Así, a pesar de las consignas oficiales, se siguió leyendo a los clásicos, y los eclesiásticos más sensibles al arte literario se rindieron ante la belleza y profundidad de aquellos textos. En un pionero ensayo de 1866, el filólogo Domenico Comparetti recogía una anécdota sintomática de esta tensión entre la postura oficial y la pasión que despertaba Virgilio:

«Este fanatismo, llevado al exceso, se nos presenta con ciertas características de leyenda. Un escritor de siglo XI nos cuenta que: “En Rávena, Vilgardo estudiaba gramática con gran intensidad, tal y como suelen hacer los italianos, descuidando todo lo demás. Había empezado a enorgullecerse como un necio por su saber, cuando una noche se le aparecieron los demonios con la forma de los poetas Virgilio, Horacio y Juvenal; y estos demonios le agradecieron con palabras falaces el estudio que hacía de sus textos y le prometieron hacerle partícipe de su gloria. Así, depravado por estas malas artes, empezó a enseñar muchas cosas contrarias a la Fe y a decir que debía creerse ciegamente en las palabras de los poetas. Al final, fue declarado hereje y condenado por el arzobispo Pietro”».

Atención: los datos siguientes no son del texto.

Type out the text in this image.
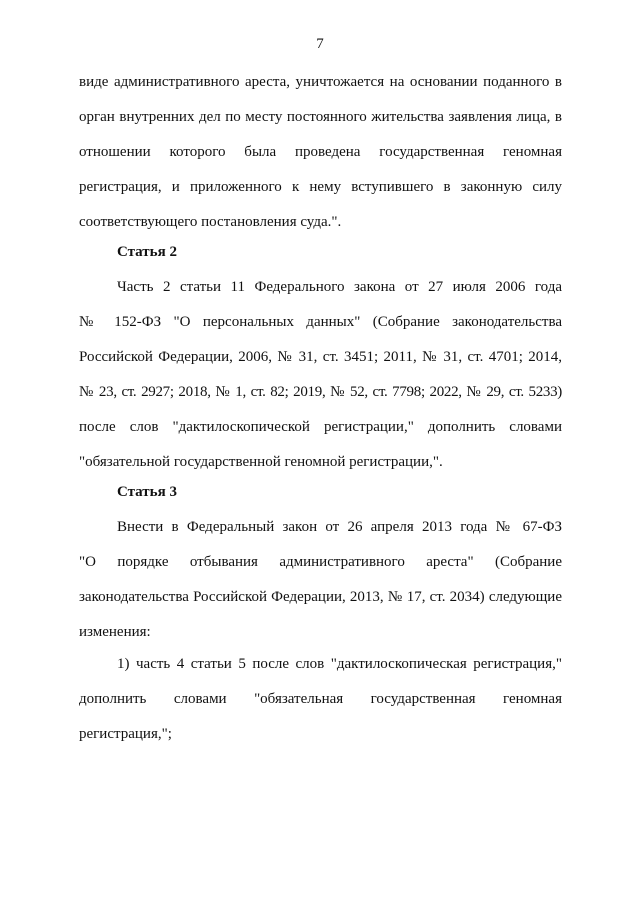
7
виде административного ареста, уничтожается на основании поданного в
орган внутренних дел по месту постоянного жительства заявления лица, в
отношении которого была проведена государственная геномная
регистрация, и приложенного к нему вступившего в законную силу
соответствующего постановления суда.".
Статья 2
Часть 2 статьи 11 Федерального закона от 27 июля 2006 года
№ 152-ФЗ "О персональных данных" (Собрание законодательства
Российской Федерации, 2006, № 31, ст. 3451; 2011, № 31, ст. 4701; 2014,
№ 23, ст. 2927; 2018, № 1, ст. 82; 2019, № 52, ст. 7798; 2022, № 29, ст. 5233)
после слов "дактилоскопической регистрации," дополнить словами
"обязательной государственной геномной регистрации,".
Статья 3
Внести в Федеральный закон от 26 апреля 2013 года № 67-ФЗ
"О порядке отбывания административного ареста" (Собрание
законодательства Российской Федерации, 2013, № 17, ст. 2034) следующие
изменения:
1) часть 4 статьи 5 после слов "дактилоскопическая регистрация,"
дополнить словами "обязательная государственная геномная
регистрация,";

Para resolver esta contradicción, dieron con una ingeniosa solución. Si no podemos ni queremos abandonar a los clásicos, convirtámoslos en cristianos, basta con pensar que tras sus textos paganos se esconden, a modo de metáforas y alegorías, los principios del cristianismo. Y entonces descubrieron que Virgilio había anticipado nada más ni nada menos que el nacimiento de Jesús.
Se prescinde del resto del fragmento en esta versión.